Mobile Malware Campaign targets users in India through rogue MDM service
19.7.18 securityaffairs Virus
Talos Team have uncovered a “highly targeted” campaign leveraging a mobile malware distributed through a bogus MDM service
Security experts from Talos Team have uncovered a “highly targeted” campaign leveraging a mobile malware that has been active at least since August 2015. The researchers believe that cyberspies are operating from China and they found spying on 13 selected iPhones in the same country.
Attackers were abusing a mobile device management (MDM) service that normally allows large enterprises to control devices being used by the employees and enforce policies.
The access to the MDM service used by a company could allow an attacker to control employees’ devices and deploy malware and the targeted devices.
“Cisco Talos has identified a highly targeted campaign against 13 iPhones which appears to be focused on India. The attacker deployed an open-source mobile device management (MDM) system to control enrolled devices.” reads the analysis published by Cisco Talos.
“At this time, we don’t know how the attacker managed to enroll the targeted devices. Enrollment could be done through physical access to the devices, or most likely by using social engineering to entice a user to register”
To enroll an iOS device into the MDM service requires a user to manually install enterprise development certificate. Enterprises can obtain such kind of certificates through the Apple Developer Enterprise Program.
Enterprise can deliver MDM configuration file through email or a webpage for over-the-air enrollment service using the Apple Configurator.
“MDM uses the Apple Push Notification Service (APNS) to deliver a wake-up message to a managed device. The device then connects to a predetermined web service to retrieve commands and return results,” reads Apple about MDM.
Cisco’s Talos experts believe that attackers used either social engineering techniques, such as a fake tech support-style call or gaining in some way a physical access to the targeted devices.
The threat actors behind this campaign used the BOptions sideloading technique to inject malicious code to legitimate apps, including the messaging apps WhatsApp and Telegram that were then deployed through the MDM service onto the 13 targeted devices in India.
The BOptions sideloading technique allowed the attacker to inject a dynamic library in the application that implements spyware capabilities. The malicious code allows that attacker of collecting and exfiltrating information from the targeted device, including the phone number, serial number, location, contacts, user’s photos, SMS and Telegram and WhatsApp chat messages.
It is still a mystery how attackers tricked victims into installing a certificate authority on the iPhone and how they added the 13 targeted iPhones into their rogue MDM service.
Exfiltrated data and information about the compromised devices were sent to a remote server located at hxxp[:]//techwach[.]com
Among the tainted apps used by the attackers, there was also PrayTime, an application that notifies users when it is time to pray.

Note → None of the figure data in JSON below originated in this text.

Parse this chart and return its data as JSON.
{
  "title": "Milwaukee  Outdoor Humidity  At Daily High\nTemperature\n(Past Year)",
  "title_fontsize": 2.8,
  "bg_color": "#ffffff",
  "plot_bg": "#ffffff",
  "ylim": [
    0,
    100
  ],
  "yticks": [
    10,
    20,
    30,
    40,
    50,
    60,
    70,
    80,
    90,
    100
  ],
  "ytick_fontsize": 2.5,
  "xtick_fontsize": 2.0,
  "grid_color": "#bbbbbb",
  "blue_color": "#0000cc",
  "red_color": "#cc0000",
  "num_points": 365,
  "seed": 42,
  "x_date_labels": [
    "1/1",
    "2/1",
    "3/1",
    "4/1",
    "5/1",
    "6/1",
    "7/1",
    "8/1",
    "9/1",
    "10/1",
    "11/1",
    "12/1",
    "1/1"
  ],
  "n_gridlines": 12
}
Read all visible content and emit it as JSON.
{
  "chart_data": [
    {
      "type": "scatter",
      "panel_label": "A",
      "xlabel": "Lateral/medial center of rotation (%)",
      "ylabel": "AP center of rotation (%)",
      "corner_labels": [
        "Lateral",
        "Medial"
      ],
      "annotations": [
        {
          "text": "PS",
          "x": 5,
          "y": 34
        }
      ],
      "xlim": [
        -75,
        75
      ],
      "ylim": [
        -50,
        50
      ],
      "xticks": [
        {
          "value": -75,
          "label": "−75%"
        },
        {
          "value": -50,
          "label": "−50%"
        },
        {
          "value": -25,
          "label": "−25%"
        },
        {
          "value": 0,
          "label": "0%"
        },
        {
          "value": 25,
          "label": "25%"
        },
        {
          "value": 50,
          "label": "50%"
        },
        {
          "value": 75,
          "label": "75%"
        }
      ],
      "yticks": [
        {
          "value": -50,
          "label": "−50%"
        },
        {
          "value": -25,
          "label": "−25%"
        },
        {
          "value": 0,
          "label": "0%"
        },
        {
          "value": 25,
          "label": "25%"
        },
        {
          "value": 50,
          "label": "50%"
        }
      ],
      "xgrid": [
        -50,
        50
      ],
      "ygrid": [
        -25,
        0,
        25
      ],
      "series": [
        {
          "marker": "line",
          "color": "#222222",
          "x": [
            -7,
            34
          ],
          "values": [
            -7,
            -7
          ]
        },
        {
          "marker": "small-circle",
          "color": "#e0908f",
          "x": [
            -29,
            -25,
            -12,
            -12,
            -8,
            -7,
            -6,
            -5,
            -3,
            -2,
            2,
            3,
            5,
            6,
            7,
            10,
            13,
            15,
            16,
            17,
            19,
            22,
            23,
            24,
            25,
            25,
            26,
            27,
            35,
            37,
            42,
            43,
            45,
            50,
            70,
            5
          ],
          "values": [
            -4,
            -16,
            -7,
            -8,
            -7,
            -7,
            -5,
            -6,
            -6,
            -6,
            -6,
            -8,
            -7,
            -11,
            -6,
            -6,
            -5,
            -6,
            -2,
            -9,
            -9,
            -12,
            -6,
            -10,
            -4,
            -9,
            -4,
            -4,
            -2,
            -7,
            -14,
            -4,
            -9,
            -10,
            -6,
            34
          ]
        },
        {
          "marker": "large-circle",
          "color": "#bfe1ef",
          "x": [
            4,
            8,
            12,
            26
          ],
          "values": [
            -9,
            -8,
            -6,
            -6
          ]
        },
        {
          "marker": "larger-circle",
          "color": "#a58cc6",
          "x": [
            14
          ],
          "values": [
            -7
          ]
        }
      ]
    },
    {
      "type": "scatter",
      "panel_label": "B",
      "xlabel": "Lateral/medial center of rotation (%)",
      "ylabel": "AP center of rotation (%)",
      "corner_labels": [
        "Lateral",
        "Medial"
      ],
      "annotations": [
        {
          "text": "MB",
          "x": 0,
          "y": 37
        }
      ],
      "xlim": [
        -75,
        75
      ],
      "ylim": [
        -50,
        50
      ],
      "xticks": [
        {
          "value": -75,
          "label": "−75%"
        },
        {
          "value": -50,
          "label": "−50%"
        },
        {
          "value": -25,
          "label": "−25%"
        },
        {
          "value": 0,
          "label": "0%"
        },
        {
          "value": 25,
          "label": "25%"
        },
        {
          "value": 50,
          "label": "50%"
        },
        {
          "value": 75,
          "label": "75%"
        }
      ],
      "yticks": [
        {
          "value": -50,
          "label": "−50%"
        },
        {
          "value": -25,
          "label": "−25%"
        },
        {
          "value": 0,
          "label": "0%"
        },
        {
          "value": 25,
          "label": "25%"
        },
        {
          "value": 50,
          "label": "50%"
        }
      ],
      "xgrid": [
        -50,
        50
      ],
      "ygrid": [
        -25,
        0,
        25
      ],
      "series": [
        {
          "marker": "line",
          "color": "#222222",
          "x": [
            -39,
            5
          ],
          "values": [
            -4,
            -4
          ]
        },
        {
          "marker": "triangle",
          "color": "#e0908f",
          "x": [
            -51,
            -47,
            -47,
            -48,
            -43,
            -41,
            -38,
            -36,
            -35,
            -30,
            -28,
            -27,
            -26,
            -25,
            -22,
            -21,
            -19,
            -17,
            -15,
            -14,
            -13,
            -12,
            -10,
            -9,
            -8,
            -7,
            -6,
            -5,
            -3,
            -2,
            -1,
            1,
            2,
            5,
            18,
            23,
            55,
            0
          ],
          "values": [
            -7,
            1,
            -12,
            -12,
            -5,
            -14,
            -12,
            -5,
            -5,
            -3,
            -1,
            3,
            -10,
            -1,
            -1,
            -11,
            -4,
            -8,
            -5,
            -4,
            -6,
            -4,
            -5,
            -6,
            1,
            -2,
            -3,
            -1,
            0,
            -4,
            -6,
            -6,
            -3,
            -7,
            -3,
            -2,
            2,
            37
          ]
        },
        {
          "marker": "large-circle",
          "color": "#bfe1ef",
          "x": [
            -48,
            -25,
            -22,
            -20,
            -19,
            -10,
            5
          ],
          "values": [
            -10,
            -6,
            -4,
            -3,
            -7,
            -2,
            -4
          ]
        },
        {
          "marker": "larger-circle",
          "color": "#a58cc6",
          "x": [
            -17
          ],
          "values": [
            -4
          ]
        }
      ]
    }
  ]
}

“Talos identified another legitimate app executing malicious code during this campaign in India. PrayTime is used to give the user a notification when it’s time to pray,” continues the analysis.

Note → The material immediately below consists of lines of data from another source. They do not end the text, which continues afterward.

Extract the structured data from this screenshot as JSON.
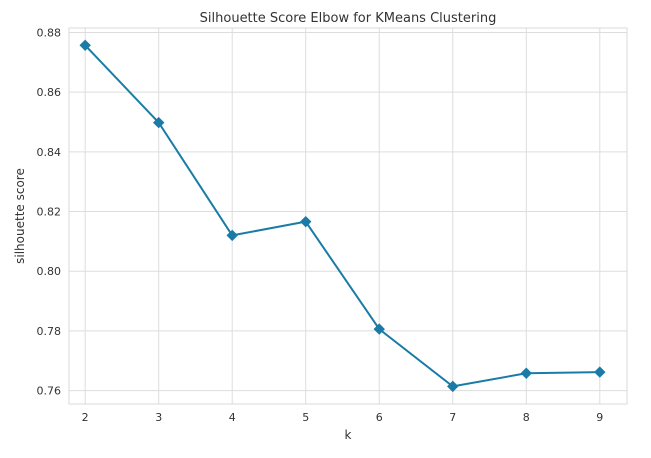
{
  "chart_data": {
    "type": "line",
    "title": "Silhouette Score Elbow for KMeans Clustering",
    "xlabel": "k",
    "ylabel": "silhouette score",
    "x": [
      2,
      3,
      4,
      5,
      6,
      7,
      8,
      9
    ],
    "x_ticks": [
      "2",
      "3",
      "4",
      "5",
      "6",
      "7",
      "8",
      "9"
    ],
    "y_ticks": [
      "0.76",
      "0.78",
      "0.80",
      "0.82",
      "0.84",
      "0.86",
      "0.88"
    ],
    "y_tick_values": [
      0.76,
      0.78,
      0.8,
      0.82,
      0.84,
      0.86,
      0.88
    ],
    "xlim": [
      1.78,
      9.37
    ],
    "ylim": [
      0.7555,
      0.8815
    ],
    "grid": true,
    "series": [
      {
        "values": [
          0.8757,
          0.8498,
          0.812,
          0.8166,
          0.7806,
          0.7614,
          0.7658,
          0.7662
        ],
        "color": "#1a7ca6",
        "marker": "diamond"
      }
    ]
  }
}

“The purpose is to download and display specific ads to the user. This app also leverages private frameworks to read the SMS messages on the device it is installed on and uploads these to the C2 server.”

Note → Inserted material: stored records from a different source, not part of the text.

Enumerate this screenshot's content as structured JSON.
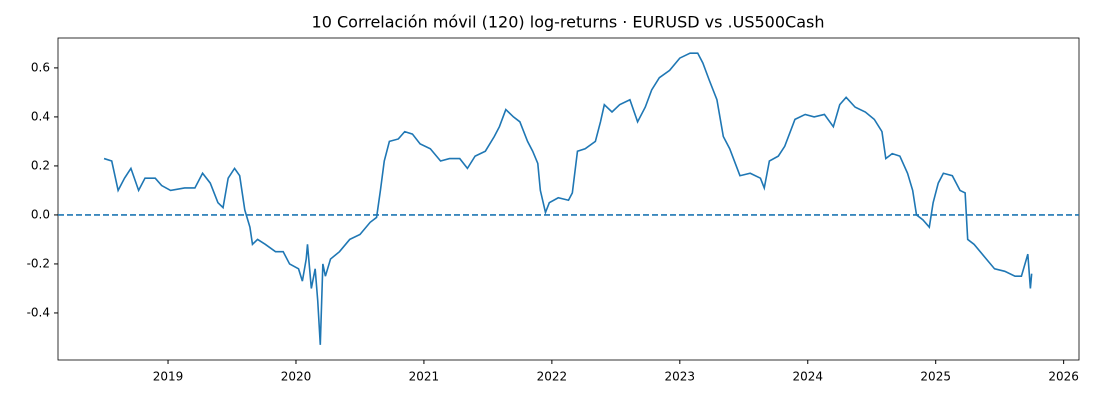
{
  "chart_data": {
    "type": "line",
    "title": "10 Correlación móvil (120) log-returns · EURUSD vs .US500Cash",
    "x": [
      2018.5,
      2018.56,
      2018.61,
      2018.66,
      2018.71,
      2018.77,
      2018.82,
      2018.9,
      2018.95,
      2019.02,
      2019.13,
      2019.21,
      2019.27,
      2019.33,
      2019.39,
      2019.43,
      2019.47,
      2019.52,
      2019.56,
      2019.6,
      2019.64,
      2019.66,
      2019.7,
      2019.76,
      2019.84,
      2019.9,
      2019.95,
      2020.02,
      2020.05,
      2020.08,
      2020.09,
      2020.12,
      2020.15,
      2020.17,
      2020.19,
      2020.21,
      2020.23,
      2020.27,
      2020.34,
      2020.42,
      2020.5,
      2020.58,
      2020.63,
      2020.66,
      2020.69,
      2020.73,
      2020.8,
      2020.85,
      2020.91,
      2020.97,
      2021.05,
      2021.13,
      2021.2,
      2021.28,
      2021.34,
      2021.4,
      2021.48,
      2021.55,
      2021.59,
      2021.64,
      2021.7,
      2021.75,
      2021.81,
      2021.85,
      2021.89,
      2021.91,
      2021.95,
      2021.98,
      2022.05,
      2022.13,
      2022.16,
      2022.2,
      2022.26,
      2022.34,
      2022.38,
      2022.41,
      2022.47,
      2022.53,
      2022.61,
      2022.67,
      2022.73,
      2022.78,
      2022.84,
      2022.92,
      2023.0,
      2023.08,
      2023.14,
      2023.18,
      2023.23,
      2023.29,
      2023.34,
      2023.39,
      2023.47,
      2023.55,
      2023.63,
      2023.66,
      2023.7,
      2023.77,
      2023.82,
      2023.9,
      2023.98,
      2024.05,
      2024.13,
      2024.2,
      2024.25,
      2024.3,
      2024.37,
      2024.45,
      2024.52,
      2024.58,
      2024.61,
      2024.66,
      2024.72,
      2024.78,
      2024.82,
      2024.85,
      2024.9,
      2024.95,
      2024.98,
      2025.02,
      2025.06,
      2025.13,
      2025.19,
      2025.23,
      2025.25,
      2025.3,
      2025.38,
      2025.46,
      2025.54,
      2025.62,
      2025.67,
      2025.72,
      2025.74,
      2025.75
    ],
    "series": [
      {
        "color": "#1f77b4",
        "values": [
          0.23,
          0.22,
          0.1,
          0.15,
          0.19,
          0.1,
          0.15,
          0.15,
          0.12,
          0.1,
          0.11,
          0.11,
          0.17,
          0.13,
          0.05,
          0.03,
          0.15,
          0.19,
          0.16,
          0.02,
          -0.05,
          -0.12,
          -0.1,
          -0.12,
          -0.15,
          -0.15,
          -0.2,
          -0.22,
          -0.27,
          -0.18,
          -0.12,
          -0.3,
          -0.22,
          -0.35,
          -0.53,
          -0.2,
          -0.25,
          -0.18,
          -0.15,
          -0.1,
          -0.08,
          -0.03,
          -0.01,
          0.1,
          0.22,
          0.3,
          0.31,
          0.34,
          0.33,
          0.29,
          0.27,
          0.22,
          0.23,
          0.23,
          0.19,
          0.24,
          0.26,
          0.32,
          0.36,
          0.43,
          0.4,
          0.38,
          0.3,
          0.26,
          0.21,
          0.1,
          0.01,
          0.05,
          0.07,
          0.06,
          0.09,
          0.26,
          0.27,
          0.3,
          0.38,
          0.45,
          0.42,
          0.45,
          0.47,
          0.38,
          0.44,
          0.51,
          0.56,
          0.59,
          0.64,
          0.66,
          0.66,
          0.62,
          0.55,
          0.47,
          0.32,
          0.27,
          0.16,
          0.17,
          0.15,
          0.11,
          0.22,
          0.24,
          0.28,
          0.39,
          0.41,
          0.4,
          0.41,
          0.36,
          0.45,
          0.48,
          0.44,
          0.42,
          0.39,
          0.34,
          0.23,
          0.25,
          0.24,
          0.17,
          0.1,
          0.0,
          -0.02,
          -0.05,
          0.05,
          0.13,
          0.17,
          0.16,
          0.1,
          0.09,
          -0.1,
          -0.12,
          -0.17,
          -0.22,
          -0.23,
          -0.25,
          -0.25,
          -0.16,
          -0.3,
          -0.24
        ]
      }
    ],
    "hline": 0,
    "xlim": [
      2018.14,
      2026.12
    ],
    "xticks": [
      2019,
      2020,
      2021,
      2022,
      2023,
      2024,
      2025,
      2026
    ],
    "ylim": [
      -0.592,
      0.722
    ],
    "yticks": [
      -0.4,
      -0.2,
      {
        "value": 0,
        "label": "0.0"
      },
      0.2,
      0.4,
      0.6
    ]
  }
}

Talos was not able to attribute the attack to a specific actor either which are its motivations, they were only able to find evidence suggesting the attackers were operating from India. Experts noticed that attackers planted a “false flag” by posing as a Russian threat actor.
“The certificate was issued in September 2017 and contains an email address located in Russia. Our investigation suggests that the attacker is not based out of Russia. We assume this is a false flag to point researchers toward the idea of a “classical Russian hacker.” False flags are becoming more common in malware, both sophisticated and simple. It’s an attempt to muddy the waters for the analysts/researchers to direct blame elsewhere.” continues the analysis.
Talos shared its findings with Apple that quickly revoked 3 certificates used in this campaign.
Further details, including IoCs are reported in the analysis shared by Talos.